I should begin by saying that I cannot speak for Amherst Meals on Wheels, a program managed out of your local senior center. Our program, Meals on Wheels for WNY, covers the vast majority of Erie County — including Williamsville and Clarence.
Any program that receives part of its funding from the Older Americans Act (as MOW-WNY does) is prohibited from doing any “means testing” with clients.
We can ask for a voluntary contribution; however, people receive the meals and lifesaving service whether they are able to contribute or not. Our “all-in” cost for a two-meal unit is $11.42 a day (food, production, lights, heat, social work, registered dieticians, etc.).
Our suggested voluntary contribution is $7 per day for the two nutritionally appropriate meals. Our average actual contribution is $2.07 per day. The more effective MOW-WNY is at serving the vulnerable in need, the larger the potential funding gap we face. This is very different than the idea of a sliding fee scale, which by its very nature means that you are assessing clients’ financial means.

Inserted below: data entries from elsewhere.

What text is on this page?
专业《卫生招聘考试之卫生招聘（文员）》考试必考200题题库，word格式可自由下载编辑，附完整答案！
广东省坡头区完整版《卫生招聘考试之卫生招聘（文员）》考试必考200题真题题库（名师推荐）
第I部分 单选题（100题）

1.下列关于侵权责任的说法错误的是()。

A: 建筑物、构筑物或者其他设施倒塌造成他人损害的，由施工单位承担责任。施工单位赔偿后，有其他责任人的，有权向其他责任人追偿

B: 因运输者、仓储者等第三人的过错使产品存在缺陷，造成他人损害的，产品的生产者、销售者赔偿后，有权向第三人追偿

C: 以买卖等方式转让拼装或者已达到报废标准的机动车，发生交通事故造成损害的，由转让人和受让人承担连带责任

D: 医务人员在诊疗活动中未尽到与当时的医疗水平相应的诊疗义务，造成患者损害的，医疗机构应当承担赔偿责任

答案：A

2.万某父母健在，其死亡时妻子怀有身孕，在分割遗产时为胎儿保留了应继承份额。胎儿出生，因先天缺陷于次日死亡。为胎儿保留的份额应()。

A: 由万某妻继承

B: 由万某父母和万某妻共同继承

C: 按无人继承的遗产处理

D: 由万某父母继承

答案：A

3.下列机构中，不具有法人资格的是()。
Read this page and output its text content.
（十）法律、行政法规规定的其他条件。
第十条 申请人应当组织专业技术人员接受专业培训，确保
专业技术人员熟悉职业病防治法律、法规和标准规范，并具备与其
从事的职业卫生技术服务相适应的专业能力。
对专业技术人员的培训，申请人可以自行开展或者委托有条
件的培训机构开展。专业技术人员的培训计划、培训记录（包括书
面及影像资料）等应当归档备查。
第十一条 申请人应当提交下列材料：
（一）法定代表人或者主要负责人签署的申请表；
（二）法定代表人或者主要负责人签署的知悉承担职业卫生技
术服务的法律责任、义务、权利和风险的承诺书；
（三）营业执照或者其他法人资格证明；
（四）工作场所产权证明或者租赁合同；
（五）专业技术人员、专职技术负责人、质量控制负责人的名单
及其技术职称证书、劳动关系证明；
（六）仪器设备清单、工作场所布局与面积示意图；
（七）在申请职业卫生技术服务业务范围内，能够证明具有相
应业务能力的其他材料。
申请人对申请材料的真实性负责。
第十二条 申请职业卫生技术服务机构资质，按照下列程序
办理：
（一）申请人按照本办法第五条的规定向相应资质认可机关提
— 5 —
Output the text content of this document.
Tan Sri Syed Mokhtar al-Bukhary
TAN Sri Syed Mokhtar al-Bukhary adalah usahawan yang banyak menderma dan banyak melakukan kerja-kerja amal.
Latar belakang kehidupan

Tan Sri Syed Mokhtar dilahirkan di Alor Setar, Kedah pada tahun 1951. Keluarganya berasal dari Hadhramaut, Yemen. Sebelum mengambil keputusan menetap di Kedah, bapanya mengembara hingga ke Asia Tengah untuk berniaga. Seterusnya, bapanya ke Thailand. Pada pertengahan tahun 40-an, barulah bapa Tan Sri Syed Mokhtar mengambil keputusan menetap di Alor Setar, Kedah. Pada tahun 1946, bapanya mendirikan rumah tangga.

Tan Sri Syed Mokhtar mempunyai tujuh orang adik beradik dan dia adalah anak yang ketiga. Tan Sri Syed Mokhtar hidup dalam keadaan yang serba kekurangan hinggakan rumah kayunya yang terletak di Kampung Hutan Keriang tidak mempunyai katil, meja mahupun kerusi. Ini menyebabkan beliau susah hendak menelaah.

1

MOW-WNY is one of thousands of programs that receives part of its budget from the Older Americans Act. This funding is just one piece of a complex puzzle, but it is an extremely important piece. We also work tirelessly to diversify revenue and to aggressively raise funds to ensure availability of services.
Programs throughout the nation are not all as fortunate; it is not uncommon to see long waiting lists and a discontinuation of service when funds are depleted.
Despite the work we’ve done locally to make our program strong, make no mistake — a severe cut in federal funding would have a significant impact on local programming and its availability to those in need.